Crow Family | photo credit: Hira_Nazir

Communing with Crows

Following the recommendations of our esteemed colleague, Dr. Alan Kazdin, who has written in a previous WellBeing newsletter about the importance of being in natural settings for human mental and physical health, we bring you a tale about a relationship that has developed between one of our Global Ambassadors, Jennifer Sullivan, and a “family” of crows in Lenox, Massachusetts.

Jennifer moved to Lenox, Massachusetts in 2018 where she bought a condo in a development with extensive natural areas. During the current lockdown, she is taking daily walks and, at some point, drew the attention of a family of crows. They must have recognized via some special “crow sense” (crows are very clever birds) that she could be a source of treats. [Jennifer has befriended street dogs across the world and always remembers to produce treats when she is in town.]

Jennifer comments that the crows have learned to “adjust to my schedule.” Initially, the crows started following her on her daily walk. When Jennifer adjusted her schedule to twice a day walks, her extended crow family did likewise.

Jennifer’s first walk of the day is in the morning and the crow family is often waiting for her to emerge from her usual exit door. Her second walk of the day may not be as regular as the first but the crows are either waiting at the door or find her during the walk. She hears lots of cawing, “which is probably a sentry telling dad that I am out.” Now that it is warmer, she walks earlier in the day and they have figured this out as well. In fact, they sometimes see her through the glass corridors on her way outside and hop along outside as she makes her way to the exit door essentially saying, “come on outside.”

Initially, she says she was joined by “the daddy crow and his mate, just a little smaller than him.” At the moment, Jennifer believes the female must be at the nest with the infant crows while the male is bringing what appears to be two smaller crows, possibly teenage or college aged crows. She is pretty sure these are the kids from last year as a Google search indicated that the kids stick around for a year and help the parents with the next brood. As she commented, “strong family units just like many people!”

Adult Crow | Photo credit: Alexey Izotov

She has observed the male teaching the smaller crows how to beg for nuts, which involves flying low in front of her and then landing in a nearby tree where they want to be fed. She puts the nuts down near the tree trunk and then steps away while they hop down to get the nuts. This has been going on for a few weeks now. Jennifer describes the male often standing back on the lawn and observing the youngsters begging before offering critiques and advice. But the male will always come and visit her personally at least once during the walk. She recognizes him because he has one rumpled and bent feather. The crows recognize her even when she is wearing sunglasses as well as a hood or hat, so she believes they clearly are recognizing her face [research indicates that crows can distinguish between people – an important trait in a human-dominated ecosystem because some people will provide food whereas others may seek to harm them]. Recently, Jennifer was wearing a mask but, even then, the crows recognized her. The female has now rejoined the group together with several other crows which, Jennifer believes, may be the latest babies to fledge.
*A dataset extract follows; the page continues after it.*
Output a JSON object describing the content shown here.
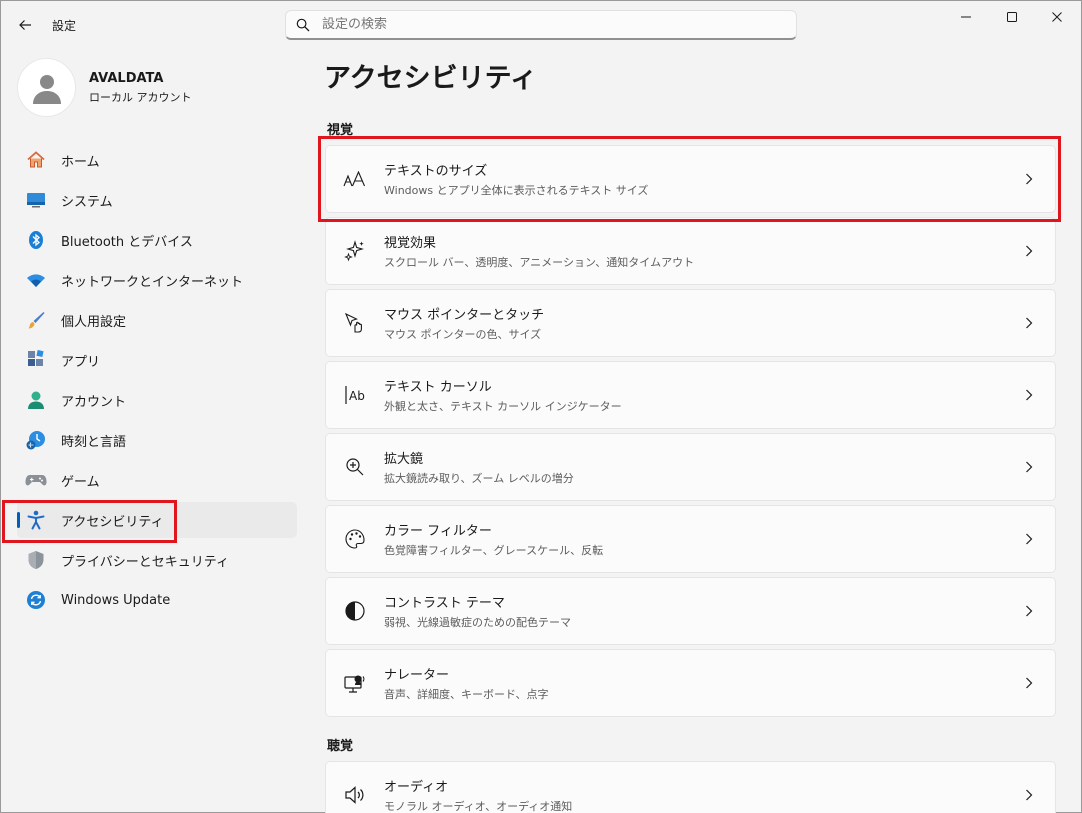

“Jennifer’s” crows do not follow anyone else. If she is walking alone, they are the friendliest, but they seem to trust that when she is walking with someone else, that they can trust the additional person as well, but they are a little more cautious. She believes that they are really helping her through this lockdown since even when she does not feel like walking, she walks anyway so as not to disappoint them.
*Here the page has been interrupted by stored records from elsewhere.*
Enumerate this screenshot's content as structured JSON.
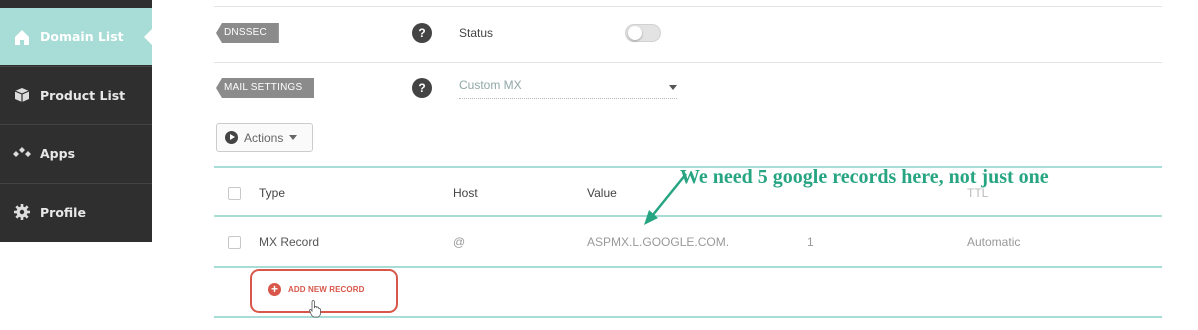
{
  "sidebar": {
    "items": [
      {
        "label": "Domain List",
        "icon": "home-icon",
        "active": true
      },
      {
        "label": "Product List",
        "icon": "box-icon",
        "active": false
      },
      {
        "label": "Apps",
        "icon": "diamonds-icon",
        "active": false
      },
      {
        "label": "Profile",
        "icon": "gear-icon",
        "active": false
      }
    ]
  },
  "dnssec": {
    "tag": "DNSSEC",
    "help": "?",
    "label": "Status",
    "toggle_on": false
  },
  "mail_settings": {
    "tag": "MAIL SETTINGS",
    "help": "?",
    "selected": "Custom MX"
  },
  "actions": {
    "label": "Actions"
  },
  "table": {
    "headers": [
      "Type",
      "Host",
      "Value",
      "TTL"
    ],
    "rows": [
      {
        "type": "MX Record",
        "host": "@",
        "value": "ASPMX.L.GOOGLE.COM.",
        "priority": "1",
        "ttl": "Automatic"
      }
    ]
  },
  "add_record": {
    "label": "ADD NEW RECORD"
  },
  "annotation": {
    "text": "We need 5 google records here, not just one"
  },
  "colors": {
    "accent": "#a8dcd7",
    "sidebar": "#2f2f2f",
    "highlight": "#d9574a",
    "annotation": "#27a583"
  }
}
Let us leave the final comment on the relationship between Jennifer and her crow family to corvid expert, Boria Sax (author of the volume Crow, published by Reaktion Books in 2003 and several other subsequent volumes on birds).
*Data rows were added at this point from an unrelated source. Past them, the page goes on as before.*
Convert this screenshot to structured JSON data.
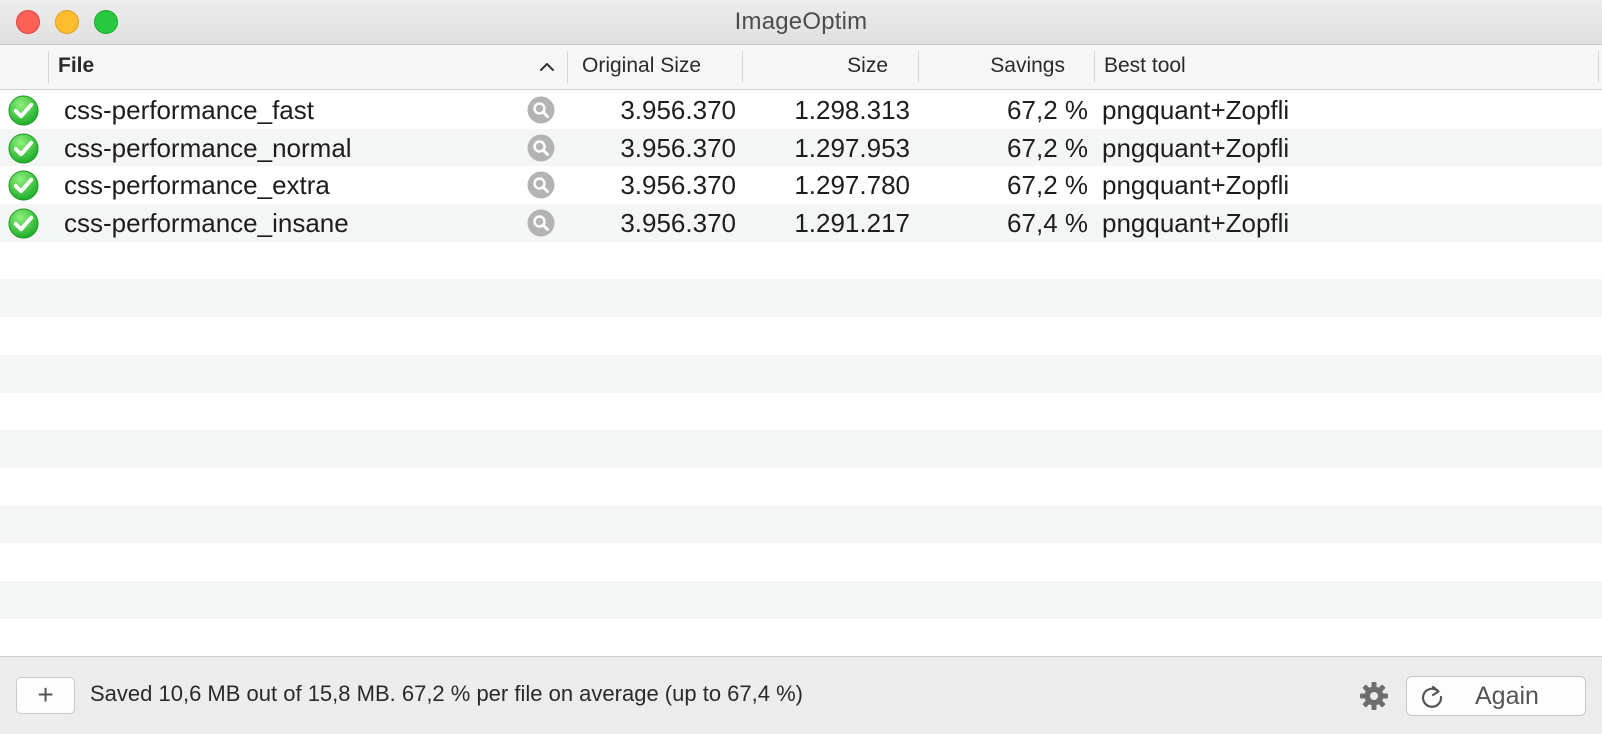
{
  "window": {
    "title": "ImageOptim"
  },
  "columns": {
    "file": "File",
    "original_size": "Original Size",
    "size": "Size",
    "savings": "Savings",
    "best_tool": "Best tool",
    "sort_icon": "chevron-up-icon"
  },
  "rows": [
    {
      "status_icon": "checkmark-circle-icon",
      "file": "css-performance_fast",
      "original_size": "3.956.370",
      "size": "1.298.313",
      "savings": "67,2 %",
      "best_tool": "pngquant+Zopfli"
    },
    {
      "status_icon": "checkmark-circle-icon",
      "file": "css-performance_normal",
      "original_size": "3.956.370",
      "size": "1.297.953",
      "savings": "67,2 %",
      "best_tool": "pngquant+Zopfli"
    },
    {
      "status_icon": "checkmark-circle-icon",
      "file": "css-performance_extra",
      "original_size": "3.956.370",
      "size": "1.297.780",
      "savings": "67,2 %",
      "best_tool": "pngquant+Zopfli"
    },
    {
      "status_icon": "checkmark-circle-icon",
      "file": "css-performance_insane",
      "original_size": "3.956.370",
      "size": "1.291.217",
      "savings": "67,4 %",
      "best_tool": "pngquant+Zopfli"
    }
  ],
  "footer": {
    "add_label": "+",
    "status": "Saved 10,6 MB out of 15,8 MB. 67,2 % per file on average (up to 67,4 %)",
    "settings_icon": "gear-icon",
    "again_label": "Again",
    "again_icon": "refresh-icon"
  },
  "colors": {
    "close": "#fe5f57",
    "minimize": "#febc2e",
    "maximize": "#28c840",
    "success": "#2fc23a",
    "row_stripe": "#f4f5f5"
  }
}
“If human beings can be accused of exploiting other animals, the reverse is usually the case as well. Rats thrive on human refuse, but they do not care in the least about human beings. Our relationship with the dog is arguably the most intimate of human bonds, and it is far too complex to be subsumed under the heading of “domination,” but the physical and psychological exchange at least hints at a sort of mutual exploitation. But our relationship with crows and their close relatives is clearly reciprocal. We study them, as they, perched on a branch above, constantly study us. Perhaps alone among animals, crows find us interesting, and they are able to read human body language as well as dogs. Crows scold people they do not like and bestow gifts on those they do. Groups of crows can also enter into “personal” (maybe we should say “corvid.”) relationships with individuals, families, and communities.”